Le blondinet au teint légèrement bronzé par le soleil d'été prit la couleur d'un piment des plus écarlates. Un mélange de gêne et de colère parcourait son visage contracté et se voyait jusqu'au fond de ses yeux injectés de sang. Il se recroquevilla sur lui-même, courba le dos et serra les poings pour éviter de se jeter sur son voisin et de lui en mettre une. Aaron avait le chic pour trouver la phrase juste, celle qu'il fallait au moment où il le fallait. Il venait de lui asséner un coup de massue sur la nuque. Une chance que, dans le brouhaha de la salle de permanence, personne n'eût entendu cet échange d'amabilités.

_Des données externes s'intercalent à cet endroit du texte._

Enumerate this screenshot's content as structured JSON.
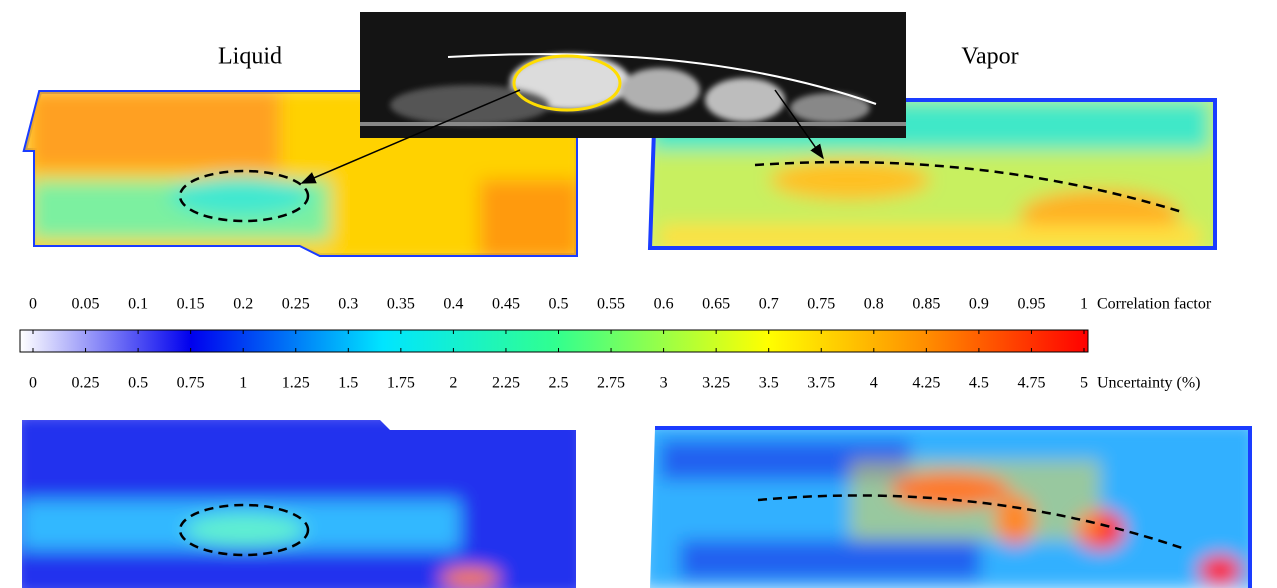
{
  "panels": {
    "left_title": "Liquid",
    "right_title": "Vapor"
  },
  "colorbar": {
    "top_label": "Correlation factor",
    "top_ticks": [
      0,
      0.05,
      0.1,
      0.15,
      0.2,
      0.25,
      0.3,
      0.35,
      0.4,
      0.45,
      0.5,
      0.55,
      0.6,
      0.65,
      0.7,
      0.75,
      0.8,
      0.85,
      0.9,
      0.95,
      1
    ],
    "bottom_label": "Uncertainty (%)",
    "bottom_ticks": [
      0,
      0.25,
      0.5,
      0.75,
      1,
      1.25,
      1.5,
      1.75,
      2,
      2.25,
      2.5,
      2.75,
      3,
      3.25,
      3.5,
      3.75,
      4,
      4.25,
      4.5,
      4.75,
      5
    ]
  }
}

« En fait, t'es vraiment un connard Aaron. Tu sais quoi ? T'es le même genre de bouffon qu'Adrien. Super intelligent. Mais derrière, une vraie merde. D'ailleurs, il va te bouffer, tu ne vas même pas comprendre ! Tu vas regretter de pas m'avoir écouté, ça, j'te le promets. »
Certes, Aaron n'était pas un ange et n'essayait pas de se faire passer pour tel. Mais il valait mieux éviter autant que possible de l'insulter de manière trop frontale. Ici, ce n'était pas le connard qui le gênait. Il était un petit connard et l'assumait complètement. C'était plutôt l'analogie avec Adrien qui passait mal.
« Écoute Kilian, c'est pas ma faute si tu supportes pas la vérité. Mens-toi à toi-même, j'en ai rien à foutre. Mais pour Adrien, je vais te dire, j'ai tout à fait conscience de quel type de mec il est. La différence entre lui et moi, c'est que moi, je m'en fous qu'on me déteste tant que mes valeurs sont respectées. J'ai plus ou moins fermé ma gueule pendant une semaine pour observer un peu tout le monde dans la classe, mais là, c'est terminé. J'ai pas peur de lui et je vais te le prouver. »
L'adolescent put à peine terminer sa phrase. Déjà la cloche sonnait et les élèves avancèrent pour se rendre en classe de physique afin d'assister au cours suivant.
Sèchement, Kilian se leva. Une fois encore, son sang bouillait dans ses veines. Une fois encore, il avait l'impression de s'être fait avoir par Aaron. À chaque fois qu'il tendait la main pour le caresser, l'animal sauvage se laissait faire avant de la mordre à pleines dents. Et une fois encore, il fut obligé d'arrêter de penser pour ne pas admettre que le jeune brun avait peut-être raison.